Russia has begun first phase development of its next-generation battle armor for field soldiers. While still in the works, the gear is expected to be the world’s lightest bullet-proof armor, resistant even to rounds capable of damaging even light armored vehicles, according to state-run outlet Russia Beyond.
A press release by Russian state corporation Rostec revealed that the company will be responsible for research and development into the new fourth-generation combat gear, called “Sotnik.”
“Thanks to the use of innovative materials and combining the functions of individual elements, the weight of the set will be reduced by 20 percent, amounting to about 20 kilograms [44 pounds],” head of Rostec Chemezov claimed in a separate press release last June 2019.

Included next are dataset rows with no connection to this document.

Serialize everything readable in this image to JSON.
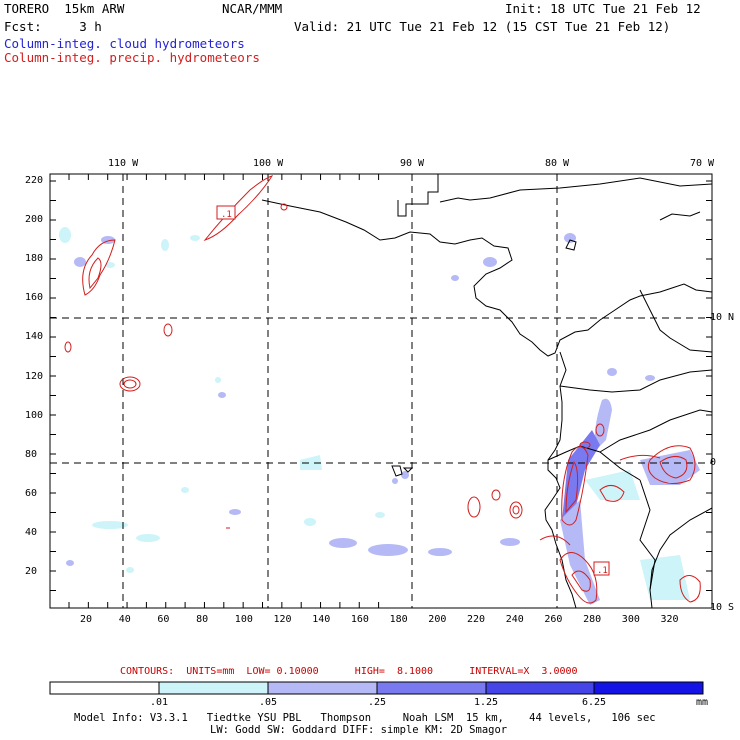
{
  "header": {
    "left_line1": "TORERO  15km ARW",
    "center_line1": "NCAR/MMM",
    "right_line1": "Init: 18 UTC Tue 21 Feb 12",
    "left_line2": "Fcst:     3 h",
    "right_line2": "Valid: 21 UTC Tue 21 Feb 12 (15 CST Tue 21 Feb 12)",
    "field1": "Column-integ. cloud hydrometeors",
    "field2": "Column-integ. precip. hydrometeors",
    "field1_color": "#2323d2",
    "field2_color": "#d21e1e"
  },
  "map": {
    "top_lon_labels": [
      "110 W",
      "100 W",
      "90 W",
      "80 W",
      "70 W"
    ],
    "right_lat_labels": [
      "10 N",
      "0",
      "10 S"
    ],
    "y_ticks": [
      "220",
      "200",
      "180",
      "160",
      "140",
      "120",
      "100",
      "80",
      "60",
      "40",
      "20"
    ],
    "x_ticks": [
      "20",
      "40",
      "60",
      "80",
      "100",
      "120",
      "140",
      "160",
      "180",
      "200",
      "220",
      "240",
      "260",
      "280",
      "300",
      "320"
    ],
    "box_labels": [
      ".1",
      ".1"
    ]
  },
  "legend": {
    "contour_text": "CONTOURS:  UNITS=mm  LOW= 0.10000      HIGH=  8.1000      INTERVAL=X  3.0000",
    "colorbar_ticks": [
      ".01",
      ".05",
      ".25",
      "1.25",
      "6.25"
    ],
    "colorbar_unit": "mm",
    "colors": [
      "#ffffff",
      "#ccf4f9",
      "#b5b9f5",
      "#7a7af0",
      "#4646e8",
      "#1414e6"
    ]
  },
  "footer": {
    "line1": "Model Info: V3.3.1   Tiedtke YSU PBL   Thompson     Noah LSM  15 km,    44 levels,   106 sec",
    "line2": "LW: Godd SW: Goddard DIFF: simple KM: 2D Smagor"
  }
}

Plenty of tech capabilities are slated for Sotnik, with Rostec’s industrial director, Bekkhan Ozdoev, hinting at “including roboting equipment and integrated systems for exchanging information.”

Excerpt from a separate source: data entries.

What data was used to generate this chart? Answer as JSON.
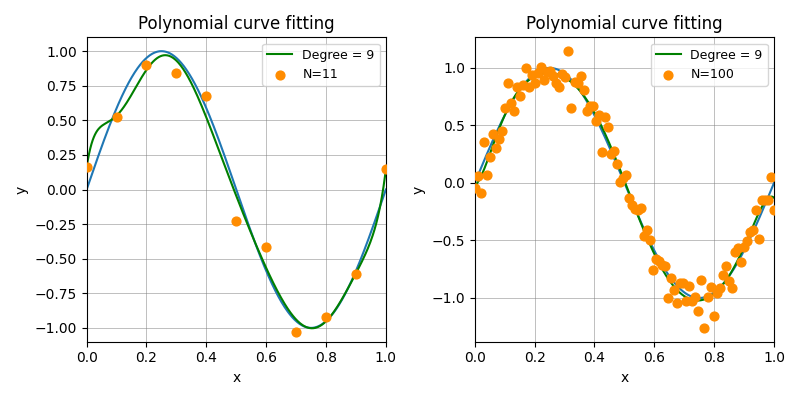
{
  "title": "Polynomial curve fitting",
  "xlabel": "x",
  "ylabel": "y",
  "degree": 9,
  "N1": 11,
  "N2": 100,
  "legend1_dot": "N=11",
  "legend1_line": "Degree = 9",
  "legend2_dot": "N=100",
  "legend2_line": "Degree = 9",
  "dot_color": "#FF8C00",
  "true_line_color": "#1f77b4",
  "fit_line_color": "green",
  "seed1": 1,
  "seed2": 2,
  "noise_std1": 0.1,
  "noise_std2": 0.1,
  "xlim": [
    0.0,
    1.0
  ],
  "dot_size": 40,
  "figsize": [
    8.0,
    4.0
  ],
  "dpi": 100
}
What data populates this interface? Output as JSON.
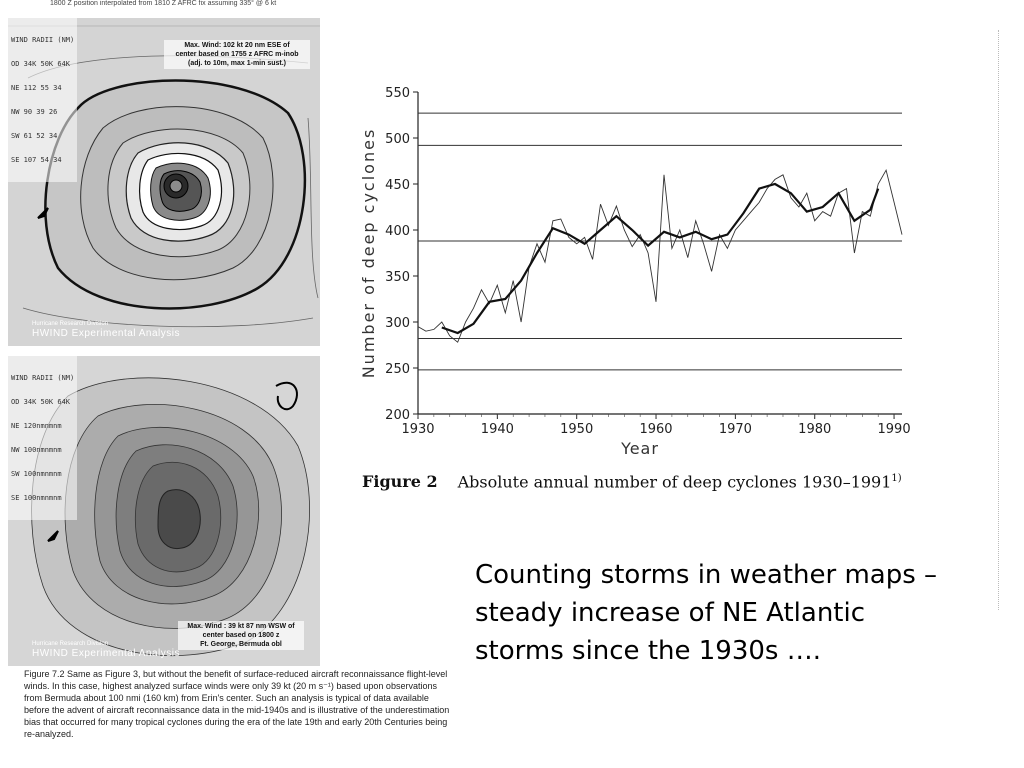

Sotnik’s Defense Capabilities
Sotnik’s defense capabilities will exceed that of all existing body armor plates, as it can protect the soldier against direct fire from the .50 BMG, according to Russia Beyond. This is a bullet capable of penetrating light-armored vehicles at a distance of up to two kilometers.
The armor will be made out of ultra-high molecular weight polyethylene fiber. “The gear will not restrict movement and will allow you to take [on] the extra weight necessary to perform special missions,” Rostec said.
The armor will also be able to absorb the shock of incoming fire, which can kill a soldier even if the armor is not penetrated.
An active titanium exoskeleton with mini-electric motors is also in the works. The corporation is currently working on viable power sources for this new feature.
Replacing The Ratnik
Sotnik is set to replace the Ratnik-2, which protects up to 90 percent of a soldier’s body with armor weighing between 16 to 35 lbs (7.2 to 15.8 kg). The main vest is resistant to 7.62×39 mm and 7.62×54 mm rounds.
Additionally, the Ratnik-2 is covered with infrared-blocking materials from head to toe so soldiers can avoid detection by various infrared equipment.
Overall, Ratnik-2 weighs from 40 to 50 lbs (18.1 to 22.7 kg) — however, this is offset by a passive carbon-fiber exoskeleton which shares in the heavy physical burden. The exoskeleton is also responsible for protecting the wearer’s spine and joints from wear and tear. It does not need power or electricity to function.
The fourth-generation Sotnik is expected to replace the Ratnik in 2025.